Sterling bought the team in 1981 for $12.5 million. Forbes recently valued the team at around $575 million, making it the league’s 13th most valuable franchise.
Sterling, in his response to the NBA, insists that he was illegally recorded without his knowledge, and thus none of his comments can be used against him. He also contends that he has not violated the NBA’s constitution, insisting, “A jealous rant to a lover never intended to be published cannot offend the NBA rules.”
Sterling said he was “distraught” during the conversation, and having a “jealous reaction to Ms. Stiviano’s statement that she was going to ‘bring four gorgeous black guys to the game.'”

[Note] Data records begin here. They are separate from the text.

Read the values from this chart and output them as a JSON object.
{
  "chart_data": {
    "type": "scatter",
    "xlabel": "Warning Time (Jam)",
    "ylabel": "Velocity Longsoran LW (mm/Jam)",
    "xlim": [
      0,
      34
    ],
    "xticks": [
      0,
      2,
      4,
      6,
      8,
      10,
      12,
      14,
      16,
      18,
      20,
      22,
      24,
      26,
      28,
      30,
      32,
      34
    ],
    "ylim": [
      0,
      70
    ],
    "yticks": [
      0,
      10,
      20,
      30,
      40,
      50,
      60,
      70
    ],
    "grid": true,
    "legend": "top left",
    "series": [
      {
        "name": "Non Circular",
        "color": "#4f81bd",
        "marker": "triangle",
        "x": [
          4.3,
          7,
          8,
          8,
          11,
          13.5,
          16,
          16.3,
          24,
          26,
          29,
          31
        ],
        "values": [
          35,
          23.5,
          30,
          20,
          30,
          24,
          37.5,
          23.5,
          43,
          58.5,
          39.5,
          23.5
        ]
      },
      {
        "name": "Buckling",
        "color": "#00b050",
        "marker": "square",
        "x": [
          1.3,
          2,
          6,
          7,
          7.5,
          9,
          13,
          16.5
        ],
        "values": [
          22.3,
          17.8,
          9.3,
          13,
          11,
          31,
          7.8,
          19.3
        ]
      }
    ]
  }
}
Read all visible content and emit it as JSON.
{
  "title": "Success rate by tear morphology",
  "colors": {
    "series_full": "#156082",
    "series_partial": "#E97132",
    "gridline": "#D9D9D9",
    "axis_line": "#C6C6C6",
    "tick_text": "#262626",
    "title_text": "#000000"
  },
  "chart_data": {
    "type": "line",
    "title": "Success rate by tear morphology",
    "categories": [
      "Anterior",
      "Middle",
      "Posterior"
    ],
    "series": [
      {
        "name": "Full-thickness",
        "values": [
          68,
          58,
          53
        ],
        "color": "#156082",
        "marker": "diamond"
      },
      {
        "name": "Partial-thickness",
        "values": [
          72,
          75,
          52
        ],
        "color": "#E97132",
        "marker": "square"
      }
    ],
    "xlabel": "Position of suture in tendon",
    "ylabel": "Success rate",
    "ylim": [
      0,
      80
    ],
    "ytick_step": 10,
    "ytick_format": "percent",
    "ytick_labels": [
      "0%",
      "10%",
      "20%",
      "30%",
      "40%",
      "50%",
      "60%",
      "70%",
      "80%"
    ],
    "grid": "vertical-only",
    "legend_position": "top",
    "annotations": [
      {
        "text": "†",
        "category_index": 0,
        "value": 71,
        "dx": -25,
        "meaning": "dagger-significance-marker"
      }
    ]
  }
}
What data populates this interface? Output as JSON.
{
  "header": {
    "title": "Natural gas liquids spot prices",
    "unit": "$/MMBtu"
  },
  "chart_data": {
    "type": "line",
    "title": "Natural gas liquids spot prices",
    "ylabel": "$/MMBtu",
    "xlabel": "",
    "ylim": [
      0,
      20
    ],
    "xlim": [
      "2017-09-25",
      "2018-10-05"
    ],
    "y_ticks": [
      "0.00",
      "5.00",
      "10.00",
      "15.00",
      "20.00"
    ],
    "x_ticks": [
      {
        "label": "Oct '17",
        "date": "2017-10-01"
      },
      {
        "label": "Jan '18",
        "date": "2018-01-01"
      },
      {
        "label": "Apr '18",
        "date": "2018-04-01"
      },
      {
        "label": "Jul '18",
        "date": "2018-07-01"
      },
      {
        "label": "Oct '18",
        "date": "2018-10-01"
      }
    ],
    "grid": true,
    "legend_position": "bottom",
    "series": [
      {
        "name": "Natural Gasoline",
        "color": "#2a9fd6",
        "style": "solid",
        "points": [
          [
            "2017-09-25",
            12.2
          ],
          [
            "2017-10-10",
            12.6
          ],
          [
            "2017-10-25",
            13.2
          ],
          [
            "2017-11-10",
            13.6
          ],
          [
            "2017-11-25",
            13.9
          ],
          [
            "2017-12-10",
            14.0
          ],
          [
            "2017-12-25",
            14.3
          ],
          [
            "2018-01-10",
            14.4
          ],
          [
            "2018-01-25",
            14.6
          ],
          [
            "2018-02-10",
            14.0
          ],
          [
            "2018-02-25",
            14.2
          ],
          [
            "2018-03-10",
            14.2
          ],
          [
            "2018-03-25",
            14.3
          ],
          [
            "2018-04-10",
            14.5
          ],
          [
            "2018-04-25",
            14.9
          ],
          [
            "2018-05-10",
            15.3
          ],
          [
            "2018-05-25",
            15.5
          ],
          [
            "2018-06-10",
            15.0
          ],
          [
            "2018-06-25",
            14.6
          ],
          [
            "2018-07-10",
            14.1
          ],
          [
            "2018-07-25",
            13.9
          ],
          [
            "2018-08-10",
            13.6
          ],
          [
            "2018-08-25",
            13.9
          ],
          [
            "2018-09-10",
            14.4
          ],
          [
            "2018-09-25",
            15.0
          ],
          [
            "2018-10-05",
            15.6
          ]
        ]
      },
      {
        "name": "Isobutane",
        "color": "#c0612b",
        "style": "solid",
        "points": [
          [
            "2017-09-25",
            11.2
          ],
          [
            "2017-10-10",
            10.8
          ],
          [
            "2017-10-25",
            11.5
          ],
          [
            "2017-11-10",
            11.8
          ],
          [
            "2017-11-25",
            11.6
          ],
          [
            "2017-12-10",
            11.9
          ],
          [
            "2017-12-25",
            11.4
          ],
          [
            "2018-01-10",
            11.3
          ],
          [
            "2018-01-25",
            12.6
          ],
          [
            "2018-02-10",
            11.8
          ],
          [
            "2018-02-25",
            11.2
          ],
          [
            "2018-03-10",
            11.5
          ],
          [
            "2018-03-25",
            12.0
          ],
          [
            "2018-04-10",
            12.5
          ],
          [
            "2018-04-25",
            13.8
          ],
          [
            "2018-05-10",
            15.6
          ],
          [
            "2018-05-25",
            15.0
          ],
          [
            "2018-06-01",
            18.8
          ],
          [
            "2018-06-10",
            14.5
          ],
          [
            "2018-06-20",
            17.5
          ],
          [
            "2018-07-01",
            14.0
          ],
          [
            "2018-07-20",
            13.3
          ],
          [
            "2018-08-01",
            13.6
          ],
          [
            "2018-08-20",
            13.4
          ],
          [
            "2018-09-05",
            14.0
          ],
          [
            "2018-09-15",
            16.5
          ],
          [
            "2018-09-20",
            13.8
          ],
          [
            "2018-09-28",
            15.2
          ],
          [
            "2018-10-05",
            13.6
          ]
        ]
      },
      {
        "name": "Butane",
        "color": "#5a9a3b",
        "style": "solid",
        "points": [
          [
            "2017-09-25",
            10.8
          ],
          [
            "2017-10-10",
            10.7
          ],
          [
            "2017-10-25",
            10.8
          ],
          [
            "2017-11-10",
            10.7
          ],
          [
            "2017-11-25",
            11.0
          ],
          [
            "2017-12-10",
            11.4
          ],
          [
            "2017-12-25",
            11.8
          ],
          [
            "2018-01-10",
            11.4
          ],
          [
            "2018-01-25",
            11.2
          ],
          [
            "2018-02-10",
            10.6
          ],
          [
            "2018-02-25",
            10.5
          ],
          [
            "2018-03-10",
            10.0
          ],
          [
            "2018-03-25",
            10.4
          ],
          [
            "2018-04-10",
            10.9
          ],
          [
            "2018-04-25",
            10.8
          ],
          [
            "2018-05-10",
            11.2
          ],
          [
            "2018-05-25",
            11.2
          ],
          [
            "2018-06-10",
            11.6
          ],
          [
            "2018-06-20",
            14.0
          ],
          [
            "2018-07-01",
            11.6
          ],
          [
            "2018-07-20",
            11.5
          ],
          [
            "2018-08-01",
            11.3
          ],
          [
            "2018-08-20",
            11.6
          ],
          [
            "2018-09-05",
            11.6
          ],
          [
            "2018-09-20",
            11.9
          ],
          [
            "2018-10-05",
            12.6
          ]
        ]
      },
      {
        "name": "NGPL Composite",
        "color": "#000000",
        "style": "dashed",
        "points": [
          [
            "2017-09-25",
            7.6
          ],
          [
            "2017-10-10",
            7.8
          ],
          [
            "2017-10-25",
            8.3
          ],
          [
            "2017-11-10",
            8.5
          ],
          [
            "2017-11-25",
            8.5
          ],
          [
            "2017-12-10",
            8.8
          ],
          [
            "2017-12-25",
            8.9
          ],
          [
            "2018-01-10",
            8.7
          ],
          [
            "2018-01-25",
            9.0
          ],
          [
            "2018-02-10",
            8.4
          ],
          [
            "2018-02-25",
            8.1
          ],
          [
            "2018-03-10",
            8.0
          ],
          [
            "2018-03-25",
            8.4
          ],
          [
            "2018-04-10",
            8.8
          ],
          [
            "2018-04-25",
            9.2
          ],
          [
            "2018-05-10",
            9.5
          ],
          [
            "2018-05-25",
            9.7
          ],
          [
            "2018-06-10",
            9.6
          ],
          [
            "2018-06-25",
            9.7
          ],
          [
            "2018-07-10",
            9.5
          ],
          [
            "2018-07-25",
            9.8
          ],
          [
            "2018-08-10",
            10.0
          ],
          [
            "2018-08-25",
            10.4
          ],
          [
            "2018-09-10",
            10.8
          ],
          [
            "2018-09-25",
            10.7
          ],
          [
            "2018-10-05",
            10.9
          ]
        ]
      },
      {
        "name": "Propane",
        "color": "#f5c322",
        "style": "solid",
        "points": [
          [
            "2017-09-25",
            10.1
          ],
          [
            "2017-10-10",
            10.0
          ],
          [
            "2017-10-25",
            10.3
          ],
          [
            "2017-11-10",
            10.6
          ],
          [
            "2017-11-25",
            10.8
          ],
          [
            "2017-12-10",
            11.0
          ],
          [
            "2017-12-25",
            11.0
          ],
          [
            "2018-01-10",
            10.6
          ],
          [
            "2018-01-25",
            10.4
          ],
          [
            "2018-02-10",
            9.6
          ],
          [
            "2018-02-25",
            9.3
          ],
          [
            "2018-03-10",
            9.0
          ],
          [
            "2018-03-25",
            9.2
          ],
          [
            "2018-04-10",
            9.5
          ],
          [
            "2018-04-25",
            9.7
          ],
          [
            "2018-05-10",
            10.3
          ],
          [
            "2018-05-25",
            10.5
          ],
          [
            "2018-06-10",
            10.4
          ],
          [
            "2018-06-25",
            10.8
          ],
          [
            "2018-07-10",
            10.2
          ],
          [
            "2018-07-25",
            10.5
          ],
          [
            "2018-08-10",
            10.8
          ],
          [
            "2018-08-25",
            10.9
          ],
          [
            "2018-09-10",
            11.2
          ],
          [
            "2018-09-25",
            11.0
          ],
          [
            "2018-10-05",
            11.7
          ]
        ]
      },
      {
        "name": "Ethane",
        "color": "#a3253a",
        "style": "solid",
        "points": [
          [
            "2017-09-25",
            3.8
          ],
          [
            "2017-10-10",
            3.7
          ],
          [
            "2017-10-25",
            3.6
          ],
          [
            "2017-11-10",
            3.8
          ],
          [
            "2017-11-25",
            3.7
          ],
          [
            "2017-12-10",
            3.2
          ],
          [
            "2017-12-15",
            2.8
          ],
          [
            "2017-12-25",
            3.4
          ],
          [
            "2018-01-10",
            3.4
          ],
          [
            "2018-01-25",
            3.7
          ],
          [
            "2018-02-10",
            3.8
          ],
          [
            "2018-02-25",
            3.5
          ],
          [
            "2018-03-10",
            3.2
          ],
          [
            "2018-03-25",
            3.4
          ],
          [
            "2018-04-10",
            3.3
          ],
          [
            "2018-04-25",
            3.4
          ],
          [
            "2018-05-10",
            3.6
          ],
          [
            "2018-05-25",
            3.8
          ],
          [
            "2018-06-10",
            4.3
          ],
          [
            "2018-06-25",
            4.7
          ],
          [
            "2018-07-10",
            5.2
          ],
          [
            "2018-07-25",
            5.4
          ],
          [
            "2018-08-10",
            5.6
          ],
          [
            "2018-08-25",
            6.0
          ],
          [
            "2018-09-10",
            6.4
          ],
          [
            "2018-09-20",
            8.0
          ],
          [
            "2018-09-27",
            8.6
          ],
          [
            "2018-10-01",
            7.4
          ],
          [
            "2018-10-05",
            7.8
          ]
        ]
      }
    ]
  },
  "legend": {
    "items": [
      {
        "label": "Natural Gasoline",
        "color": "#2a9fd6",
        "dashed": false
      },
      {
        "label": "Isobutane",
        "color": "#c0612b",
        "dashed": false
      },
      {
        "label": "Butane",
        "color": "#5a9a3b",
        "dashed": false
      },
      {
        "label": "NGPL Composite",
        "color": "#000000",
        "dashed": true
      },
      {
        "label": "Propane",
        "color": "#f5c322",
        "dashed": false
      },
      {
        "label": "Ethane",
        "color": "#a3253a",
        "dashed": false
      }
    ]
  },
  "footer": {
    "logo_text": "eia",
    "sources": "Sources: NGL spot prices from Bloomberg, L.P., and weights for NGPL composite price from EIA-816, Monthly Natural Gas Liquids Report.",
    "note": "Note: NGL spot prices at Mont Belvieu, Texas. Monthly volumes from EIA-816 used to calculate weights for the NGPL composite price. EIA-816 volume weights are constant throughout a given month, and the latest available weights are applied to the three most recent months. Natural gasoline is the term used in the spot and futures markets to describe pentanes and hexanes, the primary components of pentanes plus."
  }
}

Sterling additionally maintains that his comments to Cooper did not violate any rules of the NBA, saying that, while his “opinions may be unpopular and false, they remain opinions.”
USA Today reported that Sterling’s wife, Shelly, is expected to file a response of her own with the league by Tuesday night.
Sterling has reportedly authorized his wife to oversee a possible sale of the franchise.
“Donald Sterling has authorized Shelly Sterling in writing to negotiate the sale of the Los Angeles Clippers, including his 50 percent ownership of the team,” Shelly’s attorney Pierce O’Donnell said. “Shelly is managing the sale of the Clippers. While no formal offers have yet been received, Shelly and the NBA are working cooperatively on the transaction.”
Reports emerged Tuesday that Shelly had hired Bank of America to conduct the potential sale.